A data warehouse, which is a repository that stores large amounts of data collected by different sources. Data warehouses typically store data using predefined schemas.
Knowledge discovery/big data mining tools, which enable businesses to mine large amounts of structured and unstructured big data.
In-memory data fabric, which distributes large amounts of data across system memory resources. This helps provide low latency for data access and processing.
Data virtualization, which enables data access without technical restrictions.
Data integration software, which enables big data to be streamlined across different platforms, including Apache, Hadoop, MongoDB and Amazon EMR.
Data quality software, which cleanses and enriches large data sets.
Data preprocessing software, which prepares data for further analysis. Data is formatted and unstructured data is cleansed.
Spark, which is an open source cluster computing framework used for batch and stream data processing.
Big data analytics applications often include data from both internal systems and external sources, such as weather data or demographic data on consumers compiled by third-party information services providers.
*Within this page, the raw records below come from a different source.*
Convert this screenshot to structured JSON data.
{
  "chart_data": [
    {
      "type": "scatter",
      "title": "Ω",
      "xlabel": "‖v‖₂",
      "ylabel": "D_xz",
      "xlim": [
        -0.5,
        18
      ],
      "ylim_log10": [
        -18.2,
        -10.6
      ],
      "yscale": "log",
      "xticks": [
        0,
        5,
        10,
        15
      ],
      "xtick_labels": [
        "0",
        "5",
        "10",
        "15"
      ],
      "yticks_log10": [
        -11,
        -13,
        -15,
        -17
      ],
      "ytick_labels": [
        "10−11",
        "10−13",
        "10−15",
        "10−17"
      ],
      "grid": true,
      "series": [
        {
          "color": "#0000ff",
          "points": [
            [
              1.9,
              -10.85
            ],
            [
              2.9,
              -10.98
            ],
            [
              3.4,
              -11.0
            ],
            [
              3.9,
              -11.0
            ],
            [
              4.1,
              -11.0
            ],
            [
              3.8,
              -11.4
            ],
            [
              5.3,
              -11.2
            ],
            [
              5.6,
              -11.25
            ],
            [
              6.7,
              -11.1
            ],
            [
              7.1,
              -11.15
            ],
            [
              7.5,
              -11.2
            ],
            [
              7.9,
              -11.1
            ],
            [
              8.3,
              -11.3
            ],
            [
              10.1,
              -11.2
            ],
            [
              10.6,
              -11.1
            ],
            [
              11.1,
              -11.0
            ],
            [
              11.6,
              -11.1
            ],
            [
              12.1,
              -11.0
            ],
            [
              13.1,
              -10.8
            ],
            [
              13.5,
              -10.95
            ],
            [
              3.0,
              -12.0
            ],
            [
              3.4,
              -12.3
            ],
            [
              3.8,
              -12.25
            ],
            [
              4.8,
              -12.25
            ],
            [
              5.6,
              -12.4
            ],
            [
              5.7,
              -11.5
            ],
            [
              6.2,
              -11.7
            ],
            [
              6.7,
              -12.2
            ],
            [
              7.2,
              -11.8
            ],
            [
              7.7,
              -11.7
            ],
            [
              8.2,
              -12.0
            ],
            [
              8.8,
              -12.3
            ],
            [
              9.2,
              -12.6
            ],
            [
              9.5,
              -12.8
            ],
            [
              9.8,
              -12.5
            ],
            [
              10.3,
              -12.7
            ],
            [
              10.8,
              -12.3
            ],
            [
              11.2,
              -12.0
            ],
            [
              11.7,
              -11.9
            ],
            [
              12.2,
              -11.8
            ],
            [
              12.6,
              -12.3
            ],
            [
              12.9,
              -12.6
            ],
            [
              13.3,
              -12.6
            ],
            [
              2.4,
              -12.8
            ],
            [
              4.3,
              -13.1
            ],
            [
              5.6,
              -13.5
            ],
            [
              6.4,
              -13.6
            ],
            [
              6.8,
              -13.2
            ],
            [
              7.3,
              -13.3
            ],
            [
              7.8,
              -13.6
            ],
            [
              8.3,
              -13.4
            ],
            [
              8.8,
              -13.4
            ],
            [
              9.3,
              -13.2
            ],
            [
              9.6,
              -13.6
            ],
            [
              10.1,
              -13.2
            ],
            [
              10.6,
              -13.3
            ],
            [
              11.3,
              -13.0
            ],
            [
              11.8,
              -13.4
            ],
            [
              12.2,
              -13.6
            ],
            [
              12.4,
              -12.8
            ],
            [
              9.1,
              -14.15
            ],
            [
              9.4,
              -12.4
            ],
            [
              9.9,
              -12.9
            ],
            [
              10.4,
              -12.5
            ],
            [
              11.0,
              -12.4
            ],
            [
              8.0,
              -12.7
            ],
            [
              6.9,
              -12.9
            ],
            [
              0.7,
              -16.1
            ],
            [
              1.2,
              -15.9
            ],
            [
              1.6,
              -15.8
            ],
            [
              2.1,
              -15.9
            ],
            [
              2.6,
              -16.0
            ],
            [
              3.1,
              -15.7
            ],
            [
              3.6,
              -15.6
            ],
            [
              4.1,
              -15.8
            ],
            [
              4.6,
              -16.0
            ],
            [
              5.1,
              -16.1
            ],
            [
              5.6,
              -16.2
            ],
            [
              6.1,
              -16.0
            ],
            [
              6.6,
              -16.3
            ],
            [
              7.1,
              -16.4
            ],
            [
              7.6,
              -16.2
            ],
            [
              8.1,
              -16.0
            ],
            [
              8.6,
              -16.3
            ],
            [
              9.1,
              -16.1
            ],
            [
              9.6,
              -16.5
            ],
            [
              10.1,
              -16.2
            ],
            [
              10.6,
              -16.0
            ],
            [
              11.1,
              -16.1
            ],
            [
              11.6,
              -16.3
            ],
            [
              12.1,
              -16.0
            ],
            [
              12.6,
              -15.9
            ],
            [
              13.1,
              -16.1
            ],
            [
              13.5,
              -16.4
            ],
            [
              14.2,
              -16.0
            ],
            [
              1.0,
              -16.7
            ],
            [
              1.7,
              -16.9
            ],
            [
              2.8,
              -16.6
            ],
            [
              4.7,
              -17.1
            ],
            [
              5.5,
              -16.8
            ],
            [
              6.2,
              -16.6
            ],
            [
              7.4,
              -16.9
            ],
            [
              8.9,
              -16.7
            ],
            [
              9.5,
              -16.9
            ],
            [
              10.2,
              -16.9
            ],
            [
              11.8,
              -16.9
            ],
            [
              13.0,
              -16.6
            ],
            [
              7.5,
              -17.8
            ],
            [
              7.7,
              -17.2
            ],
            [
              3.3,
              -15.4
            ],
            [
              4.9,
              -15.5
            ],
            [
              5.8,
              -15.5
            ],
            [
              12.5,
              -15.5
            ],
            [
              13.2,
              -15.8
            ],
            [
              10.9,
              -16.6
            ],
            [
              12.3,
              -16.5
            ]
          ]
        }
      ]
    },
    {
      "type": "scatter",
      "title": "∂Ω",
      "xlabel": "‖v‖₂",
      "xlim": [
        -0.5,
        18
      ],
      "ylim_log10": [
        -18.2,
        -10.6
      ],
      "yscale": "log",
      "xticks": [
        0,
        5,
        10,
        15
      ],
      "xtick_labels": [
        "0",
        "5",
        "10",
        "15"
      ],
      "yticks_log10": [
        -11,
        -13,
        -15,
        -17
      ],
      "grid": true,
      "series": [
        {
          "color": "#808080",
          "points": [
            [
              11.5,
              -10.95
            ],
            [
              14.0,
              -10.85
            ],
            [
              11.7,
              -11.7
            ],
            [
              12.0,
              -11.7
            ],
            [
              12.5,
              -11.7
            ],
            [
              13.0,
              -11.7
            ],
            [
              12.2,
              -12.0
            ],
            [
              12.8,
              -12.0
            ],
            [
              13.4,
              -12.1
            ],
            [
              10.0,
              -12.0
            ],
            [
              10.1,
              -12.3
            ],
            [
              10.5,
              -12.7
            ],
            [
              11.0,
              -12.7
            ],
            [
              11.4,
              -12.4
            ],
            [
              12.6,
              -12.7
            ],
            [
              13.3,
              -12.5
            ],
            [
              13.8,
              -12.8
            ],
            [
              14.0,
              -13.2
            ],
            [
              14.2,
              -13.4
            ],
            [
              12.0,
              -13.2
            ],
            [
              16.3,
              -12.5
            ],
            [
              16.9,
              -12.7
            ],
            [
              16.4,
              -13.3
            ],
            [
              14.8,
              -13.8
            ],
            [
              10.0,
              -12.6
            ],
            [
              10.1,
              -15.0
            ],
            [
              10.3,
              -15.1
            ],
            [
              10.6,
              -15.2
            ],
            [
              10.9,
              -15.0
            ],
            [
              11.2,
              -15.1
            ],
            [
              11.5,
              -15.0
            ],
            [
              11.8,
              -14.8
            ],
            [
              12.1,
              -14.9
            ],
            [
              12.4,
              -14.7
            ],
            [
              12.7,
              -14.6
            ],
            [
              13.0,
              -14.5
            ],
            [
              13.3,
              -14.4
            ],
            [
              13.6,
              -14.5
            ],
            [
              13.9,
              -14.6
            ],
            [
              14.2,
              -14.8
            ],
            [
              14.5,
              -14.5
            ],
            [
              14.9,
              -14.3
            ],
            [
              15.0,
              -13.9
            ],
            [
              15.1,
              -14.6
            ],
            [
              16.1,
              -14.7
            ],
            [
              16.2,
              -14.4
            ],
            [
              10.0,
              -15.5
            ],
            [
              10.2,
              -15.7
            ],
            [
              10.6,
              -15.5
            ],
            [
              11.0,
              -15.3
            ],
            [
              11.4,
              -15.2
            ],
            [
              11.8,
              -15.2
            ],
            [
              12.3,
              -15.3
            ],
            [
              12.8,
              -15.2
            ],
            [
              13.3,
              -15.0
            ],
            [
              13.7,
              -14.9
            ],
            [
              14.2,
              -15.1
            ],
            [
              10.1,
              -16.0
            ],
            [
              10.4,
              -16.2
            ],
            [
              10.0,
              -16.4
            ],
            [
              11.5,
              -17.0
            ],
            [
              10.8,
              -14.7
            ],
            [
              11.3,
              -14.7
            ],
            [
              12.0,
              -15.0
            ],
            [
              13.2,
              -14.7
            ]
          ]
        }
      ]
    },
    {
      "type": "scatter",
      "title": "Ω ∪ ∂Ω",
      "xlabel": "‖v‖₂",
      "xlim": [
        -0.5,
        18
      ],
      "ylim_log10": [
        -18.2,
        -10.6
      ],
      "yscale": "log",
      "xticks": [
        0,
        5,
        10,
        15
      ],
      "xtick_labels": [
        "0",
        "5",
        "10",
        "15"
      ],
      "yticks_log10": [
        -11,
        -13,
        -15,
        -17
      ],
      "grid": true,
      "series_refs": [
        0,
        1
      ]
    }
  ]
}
In addition, streaming analytics applications are becoming common in big data environments as users look to perform real-time analytics on data fed into Hadoop systems through stream processing engines, such as Spark, Flink and Storm.
Early big data systems were mostly deployed on premises, particularly in large organizations that collected, organized and analyzed massive amounts of data. But cloud platform vendors, such as Amazon Web Services (AWS), Google and Microsoft, have made it easier to set up and manage Hadoop clusters in the cloud. The same goes for Hadoop suppliers such as Cloudera, which supports the distribution of the big data framework on the AWS, Google and Microsoft Azure clouds. Users can now spin up clusters in the cloud, run them for as long as they need and then take them offline with usage-based pricing that doesn’t require ongoing software licenses.
Big data has become increasingly beneficial in supply chain analytics. Big supply chain analytics utilizes big data and quantitative methods to enhance decision-making processes across the supply chain. Specifically, big supply chain analytics expands data sets for increased analysis that goes beyond the traditional internal data found on enterprise resource planning (ERP) and supply chain management (SCM) systems. Also, big supply chain analytics implements highly effective statistical methods on new and existing data sources.